[IOTDB-298]Last time-value query#821
Conversation
JackieTien97
left a comment
There was a problem hiding this comment.
First, you should pay attention to your code format.
- our tab is two blanks. yours is four
- you have lots of useless import statement, please remove them
Second, you should add some UTs and ITs.
Last, there are some wrong usage of IAggregateReader, I have commented.
| while (seriesReader.hasNextChunk()) { | ||
| while (seriesReader.hasNextPage()) { | ||
| // cal by page data | ||
| while (seriesReader.hasNextOverlappedPage()) { | ||
| BatchData nextOverlappedPageData = seriesReader.nextOverlappedPage(); | ||
| int maxIndex = nextOverlappedPageData.length() - 1; | ||
| if (maxIndex < 0) { | ||
| continue; | ||
| } | ||
| long time = nextOverlappedPageData.getTimeByIndex(maxIndex); | ||
| if (time > maxTime) { | ||
| maxTime = time; | ||
| queryResult.setPairResult(maxTime, nextOverlappedPageData.getValueInTimestamp(time), tsDataType); | ||
| } | ||
| nextOverlappedPageData.resetBatchData(); | ||
| } | ||
| } | ||
| } |
There was a problem hiding this comment.
You can use the chunk and page statistics if possible. The code will be like as:
while (seriesReader.hasNextChunk()) {
if (seriesReader.canUseCurrentChunkStatistics()) {
if (seriesReader.currentChunkStatistics().getEndTime() > maxTime) {
maxTime = seriesReader.currentChunkStatistics().getEndTime();
queryResult.setPairResult(maxTime, seriesReader.currentChunkStatistics().getLastValue(), tsDataType);
}
seriesReader.skipCurrentChunk();
continue;
}
while (seriesReader.hasNextPage()) {
if (seriesReader.canUseCurrentPageStatistics()) {
if (seriesReader.currentPageStatistics().getEndTime() > maxTime) {
maxTime = seriesReader.currentPageStatistics().getEndTime();
queryResult.setPairResult(maxTime, seriesReader.currentPageStatistics().getLastValue(), tsDataType);
}
seriesReader.skipCurrentPage();
continue;
}
// cal by page data
while (seriesReader.hasNextOverlappedPage()) {
BatchData nextOverlappedPageData = seriesReader.nextOverlappedPage();
int maxIndex = nextOverlappedPageData.length() - 1;
if (maxIndex < 0) {
continue;
}
long time = nextOverlappedPageData.getTimeByIndex(maxIndex);
if (time > maxTime) {
maxTime = time;
queryResult.setPairResult(maxTime, nextOverlappedPageData.getValueInTimestamp(time), tsDataType);
}
nextOverlappedPageData.resetBatchData();
}
}
}
server/src/main/java/org/apache/iotdb/db/query/executor/LastQueryExecutor.java
Outdated
Show resolved
Hide resolved
| } | ||
| insertPlan.setDataTypes(dataTypes); | ||
| storageEngine.insert(insertPlan); | ||
| insertPlan.updateMNodeLastValues(node); |
There was a problem hiding this comment.
It is not suitable to put the updateMNodeLastValues method in the InsertPlan.

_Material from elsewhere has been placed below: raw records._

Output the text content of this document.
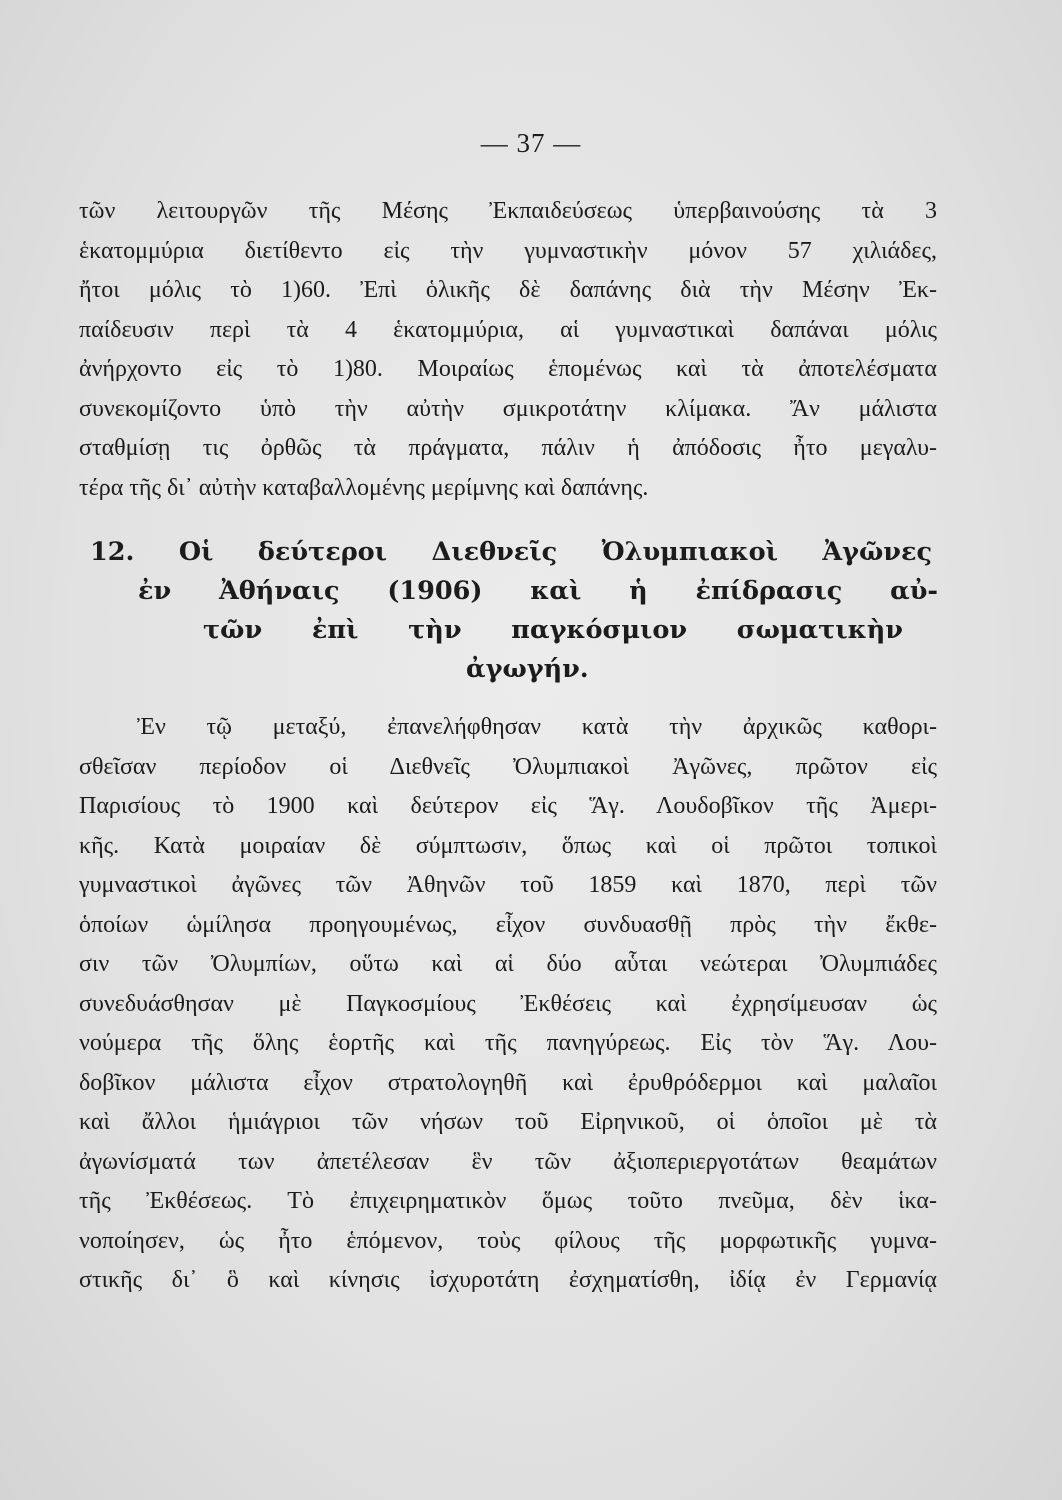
— 37 —
τῶν λειτουργῶν τῆς Μέσης Ἐκπαιδεύσεως ὑπερβαινούσης τὰ 3
ἑκατομμύρια διετίθεντο εἰς τὴν γυμναστικὴν μόνον 57 χιλιάδες,
ἤτοι μόλις τὸ 1)60. Ἐπὶ ὁλικῆς δὲ δαπάνης διὰ τὴν Μέσην Ἐκ-
παίδευσιν περὶ τὰ 4 ἑκατομμύρια, αἱ γυμναστικαὶ δαπάναι μόλις
ἀνήρχοντο εἰς τὸ 1)80. Μοιραίως ἑπομένως καὶ τὰ ἀποτελέσματα
συνεκομίζοντο ὑπὸ τὴν αὐτὴν σμικροτάτην κλίμακα. Ἄν μάλιστα
σταθμίσῃ τις ὀρθῶς τὰ πράγματα, πάλιν ἡ ἀπόδοσις ἦτο μεγαλυ-
τέρα τῆς δι᾽ αὐτὴν καταβαλλομένης μερίμνης καὶ δαπάνης.
12. Οἱ δεύτεροι Διεθνεῖς Ὀλυμπιακοὶ Ἀγῶνες
ἐν Ἀθήναις (1906) καὶ ἡ ἐπίδρασις αὐ-
τῶν ἐπὶ τὴν παγκόσμιον σωματικὴν
ἀγωγήν.
Ἐν τῷ μεταξύ, ἐπανελήφθησαν κατὰ τὴν ἀρχικῶς καθορι-
σθεῖσαν περίοδον οἱ Διεθνεῖς Ὀλυμπιακοὶ Ἀγῶνες, πρῶτον εἰς
Παρισίους τὸ 1900 καὶ δεύτερον εἰς Ἅγ. Λουδοβῖκον τῆς Ἀμερι-
κῆς. Κατὰ μοιραίαν δὲ σύμπτωσιν, ὅπως καὶ οἱ πρῶτοι τοπικοὶ
γυμναστικοὶ ἀγῶνες τῶν Ἀθηνῶν τοῦ 1859 καὶ 1870, περὶ τῶν
ὁποίων ὡμίλησα προηγουμένως, εἶχον συνδυασθῇ πρὸς τὴν ἔκθε-
σιν τῶν Ὀλυμπίων, οὕτω καὶ αἱ δύο αὗται νεώτεραι Ὀλυμπιάδες
συνεδυάσθησαν μὲ Παγκοσμίους Ἐκθέσεις καὶ ἐχρησίμευσαν ὡς
νούμερα τῆς ὅλης ἑορτῆς καὶ τῆς πανηγύρεως. Εἰς τὸν Ἅγ. Λου-
δοβῖκον μάλιστα εἶχον στρατολογηθῆ καὶ ἐρυθρόδερμοι καὶ μαλαῖοι
καὶ ἄλλοι ἡμιάγριοι τῶν νήσων τοῦ Εἰρηνικοῦ, οἱ ὁποῖοι μὲ τὰ
ἀγωνίσματά των ἀπετέλεσαν ἓν τῶν ἀξιοπεριεργοτάτων θεαμάτων
τῆς Ἐκθέσεως. Τὸ ἐπιχειρηματικὸν ὅμως τοῦτο πνεῦμα, δὲν ἱκα-
νοποίησεν, ὡς ἦτο ἑπόμενον, τοὺς φίλους τῆς μορφωτικῆς γυμνα-
στικῆς δι᾽ ὃ καὶ κίνησις ἰσχυροτάτη ἐσχηματίσθη, ἰδίᾳ ἐν Γερμανίᾳ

You can update the last value in the before loop, there you already got the measurementNode.
There was a problem hiding this comment.
The update function is moved into MNode structure.
I added a loop to update the last value after storageEngine.insert(). It is possible that insert() could fail and throw exceptions. In such case the last value cache will not be updated.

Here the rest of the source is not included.